Monday, May 30, 2011

Egyptian company discovers gold deposit near Ethiopia Millennium Dam - Bikya Masr

CAIRO: A subsidiary of the Egyptian mining company ASCOM has discovered a consistent gold deposit in Ethiopia. The site is part of the Arab-Nubian Shield, a geological formation renowned for its richness in precious minerals, extending between Africa and the Arab Peninsula. According to unconfirmed sources, ASCOM will soon start the exploration of the area.

Originally established in 1975 as a department of ASEC Cement to offer Geology & Mining services clients, today ASCOM manages operative subsidiaries in United Arab of Emirates, Syria and Ethiopia.

ASCOM is also undertaking research for gold deposits along the Blue Nile of Sudan and in Algeria.

This timely announcement comes only few days after Egypt re-opened gold trade after a 6-week suspension due to popular unrest and to prevent illegal smuggling.
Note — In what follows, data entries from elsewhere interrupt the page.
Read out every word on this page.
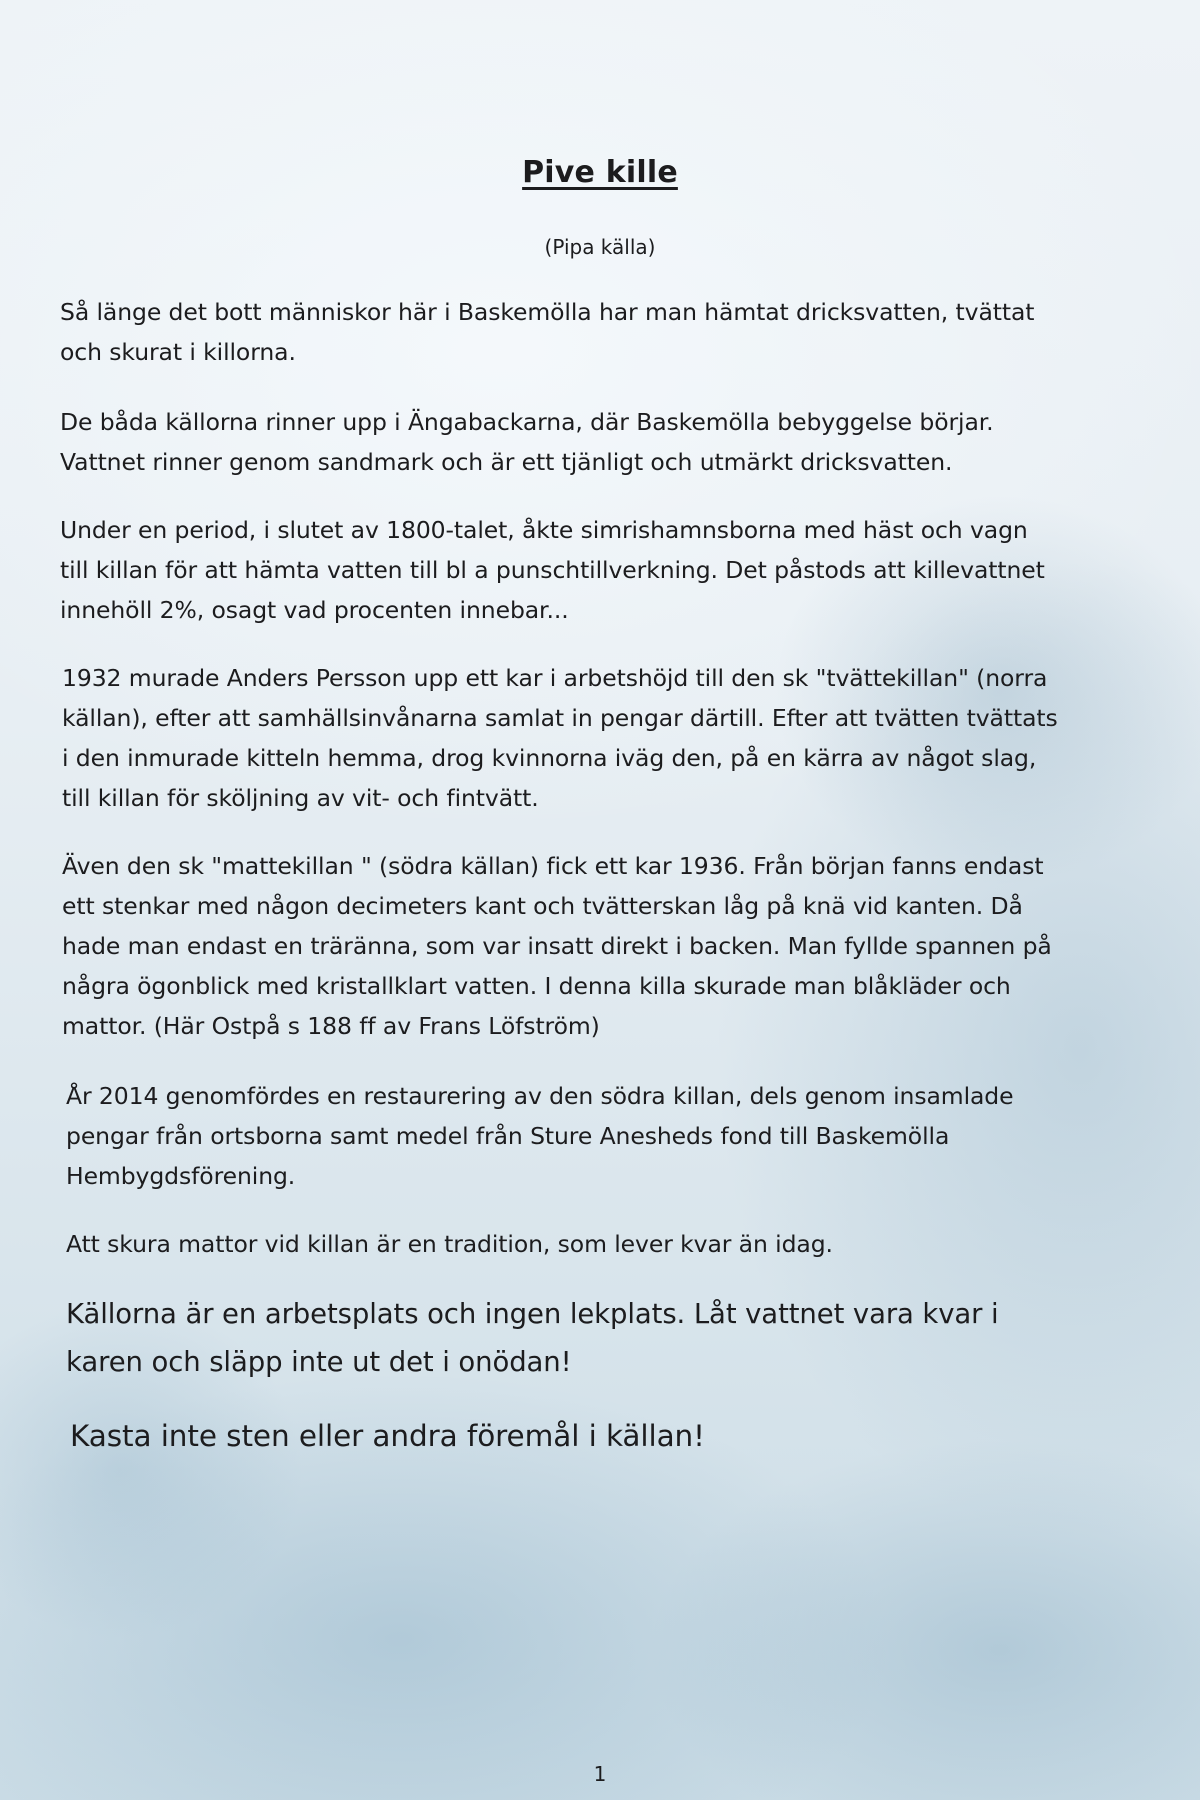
Pive kille
(Pipa källa)
Så länge det bott människor här i Baskemölla har man hämtat dricksvatten, tvättat
och skurat i killorna.
De båda källorna rinner upp i Ängabackarna, där Baskemölla bebyggelse börjar.
Vattnet rinner genom sandmark och är ett tjänligt och utmärkt dricksvatten.
Under en period, i slutet av 1800-talet, åkte simrishamnsborna med häst och vagn
till killan för att hämta vatten till bl a punschtillverkning. Det påstods att killevattnet
innehöll 2%, osagt vad procenten innebar...
1932 murade Anders Persson upp ett kar i arbetshöjd till den sk "tvättekillan" (norra
källan), efter att samhällsinvånarna samlat in pengar därtill. Efter att tvätten tvättats
i den inmurade kitteln hemma, drog kvinnorna iväg den, på en kärra av något slag,
till killan för sköljning av vit- och fintvätt.
Även den sk "mattekillan " (södra källan) fick ett kar 1936. Från början fanns endast
ett stenkar med någon decimeters kant och tvätterskan låg på knä vid kanten. Då
hade man endast en träränna, som var insatt direkt i backen. Man fyllde spannen på
några ögonblick med kristallklart vatten. I denna killa skurade man blåkläder och
mattor. (Här Ostpå s 188 ff av Frans Löfström)
År 2014 genomfördes en restaurering av den södra killan, dels genom insamlade
pengar från ortsborna samt medel från Sture Anesheds fond till Baskemölla
Hembygdsförening.
Att skura mattor vid killan är en tradition, som lever kvar än idag.
Källorna är en arbetsplats och ingen lekplats. Låt vattnet vara kvar i
karen och släpp inte ut det i onödan!
Kasta inte sten eller andra föremål i källan!
1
Egyptian Trade and Industry Minister Samir el-Sayyed lifted the ban on Monday after assuring that increasing stability in the stock market and in the economic and political conditions would allow gold trade to resume as normal.

But the site of ASCOM’s recent finding falls under the administration of the Benishangul State, the same region hosting the construction of the much discussed Ethiopian Millennium Dam on the river Nile.

Relations between Ethiopia and Egypt heated up in the last few weeks, as Egypt refused to undersign the Entebbe Agreement on the re-shuffling of Nile water shares, and strongly opposed the construction of the Millennium Dam.

Plans for the construction of the $5 billion Dam were inaugurated in late March. The Dam will be the world’s 10th in size, and is part of the country’s effort to reach the Millennium Development Goals.

Egyptian authority recently instructed the military to prepare for any eventuality regarding water disputes with Ethiopia following the construction of the dam.

Ethiopian Ministry of Foreign Affairs downplayed the announcement.

“It’s a psychological threat persisting from the early time of Egypt’s former President Anwar Sadat,” the Ministry of Foreign Affairs’ spokesperson Dina Mufti told Ethiopian newspaper The Reporter.

Ethiopian authorities and public opinion accuse Egyptian government of hindering upstream countries’ efforts to develop their energetic and economic potential related to the exploitation of water resources.

In the past days, a delegation of oppositional forces led by Egyptian Wafd party member Mostafa al-Gendi visited Ugandan President Yoweri Museveni, aiming to illustrate how the Egyptian people envision a fair solution of important water issues after the revolution.

“We asked the Ugandan president to intervene in favor of Egypt regarding Nile water distribution,” said el-Gendi.